While it'll be difficult to lock up all of their nucleus for the long term, one of the biggest benefits about rebuilding an organization is getting the production that Houston has received for cents on the dollar. Excluding Charlie Morton and Marwin Gonzalez, everyone from the above table is under team control through the 2019 season, while Giles, Peacock, Bregman, and Correa all still haven't even begun their arbitration years yet.

These young players will continue to get expensive as they go through arbitration, but Houston also hasn't bogged themselves done with tons of long-term commitments at the moment. They currently have $83.825 million on the books for 2018, with that number dropping down to $57.9 million for 2019, and $26.4 million for 2020 (before any potential long-term extensions).

The Astros were really good this year, and that dramatic rebuild has set them up to remain good for the next handful of seasons. They're right in the middle of their competitive window and are fortunate to already have a championship in tow.

The Dodgers' Future

On the other end of the spectrum is Los Angeles, whose $265 million payroll in 2017 paced the league for the fourth consecutive season. It's easy to look at this number and make assumptions about the on-field product, but that also wouldn't be fair to L.A. The players that made up just under 40% of their 2017 payroll weren't even on the World Series roster.

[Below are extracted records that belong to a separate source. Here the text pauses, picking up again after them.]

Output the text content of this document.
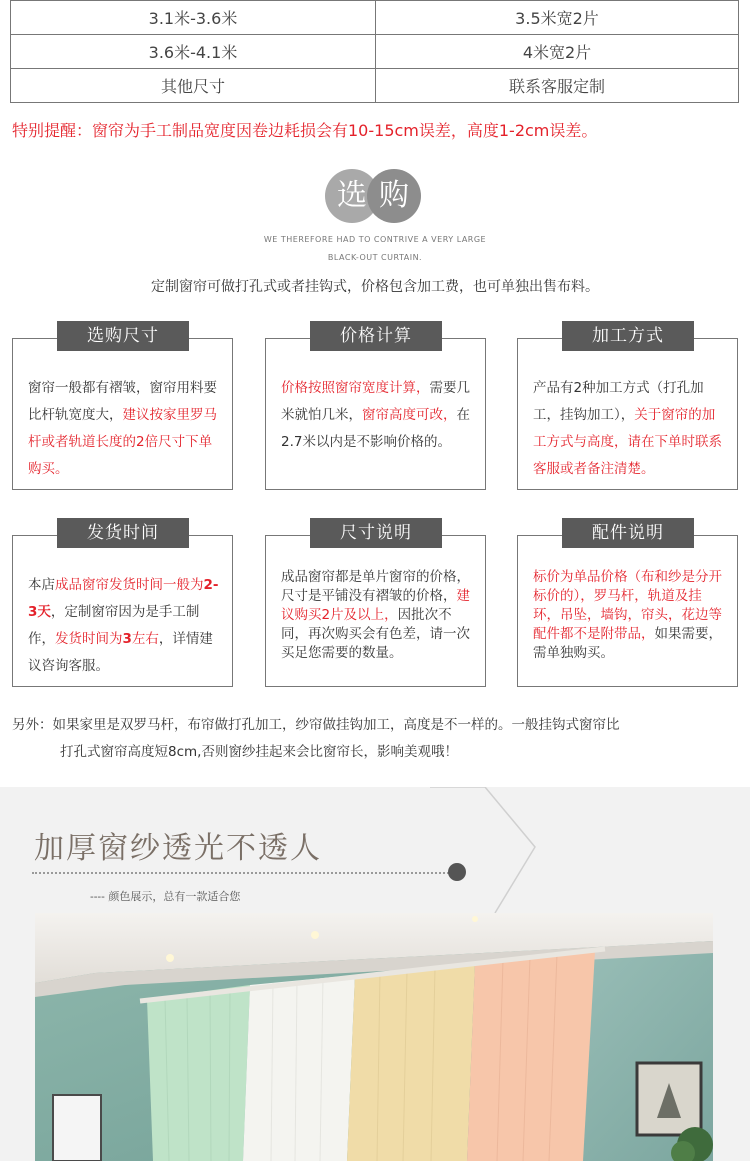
3.1米-3.6米	3.5米宽2片
3.6米-4.1米	4米宽2片
其他尺寸	联系客服定制
特别提醒：窗帘为手工制品宽度因卷边耗损会有10-15cm误差，高度1-2cm误差。
选 购
WE THEREFORE HAD TO CONTRIVE A VERY LARGE
BLACK-OUT CURTAIN.
定制窗帘可做打孔式或者挂钩式，价格包含加工费，也可单独出售布料。
选购尺寸
窗帘一般都有褶皱，窗帘用料要比杆轨宽度大，建议按家里罗马杆或者轨道长度的2倍尺寸下单购买。
价格计算
价格按照窗帘宽度计算，需要几米就怕几米，窗帘高度可改，在2.7米以内是不影响价格的。
加工方式
产品有2种加工方式（打孔加工，挂钩加工），关于窗帘的加工方式与高度，请在下单时联系客服或者备注清楚。
发货时间
本店成品窗帘发货时间一般为2-3天，定制窗帘因为是手工制作，发货时间为3左右，详情建议咨询客服。
尺寸说明
成品窗帘都是单片窗帘的价格，尺寸是平铺没有褶皱的价格，建议购买2片及以上，因批次不同，再次购买会有色差，请一次买足您需要的数量。
配件说明
标价为单品价格（布和纱是分开标价的），罗马杆，轨道及挂环，吊坠，墙钩，帘头，花边等配件都不是附带品，如果需要，需单独购买。
另外：如果家里是双罗马杆，布帘做打孔加工，纱帘做挂钩加工，高度是不一样的。一般挂钩式窗帘比
打孔式窗帘高度短8cm,否则窗纱挂起来会比窗帘长，影响美观哦！
加厚窗纱透光不透人
---- 颜色展示，总有一款适合您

The Dodgers are one of a select few teams that can spend money like this, and they've taken advantage of it. Similar to Houston, L.A. also has a nucleus of talent they're getting top-tier production from for cents on the dollar, like Corey Seager, Cody Bellinger, Chris Taylor, and Alex Wood. They also have two other important assets locked into long-term deals in Justin Turner and Kenley Jansen.

While the conversation for Houston mostly revolves around how they're going to eventually pay their talent, it revolves around the money that will soon be available for the Dodgers.

Los Angeles' current commitments for 2018 stands at about $177 million. They get some relief in the fact that both the contracts of Andre Ethier ($17.5 million salary in '17) and Carl Crawford ($21.86 million) come off the books. If we look ahead to 2019, Adrian Gonzalez and his $21 million salary will also no longer be on the payroll, bringing their current commitments to $116 million. Some of these savings will go to Turner ($19 million salary in '19) and Jansen ($18 million) because their contracts are backloaded, but this gives the organization tremendous flexibility to basically do whatever they want.

Their young stars will eventually need to get paid, but the Dodgers have shown they have no problem doing that when the time comes. For whatever their roster needs are, they have the luxury of using a top-graded farm system to either insert more cost-effective production or use them to acquire someone via trade. They could always turn to the free agent market, too, which will have a number of elite players looking for huge contracts following the 2018 campaign. You know, the kind of contracts the Dodgers are used to dealing with.

The Astros and Dodgers once again find themselves in similar, yet different situations when looking ahead. We won't know for sure until games are played on the field, but these two organizations have set themselves up well with a tremendous blend of young talent and declining future commitments to continue making deep runs into October for the next few years.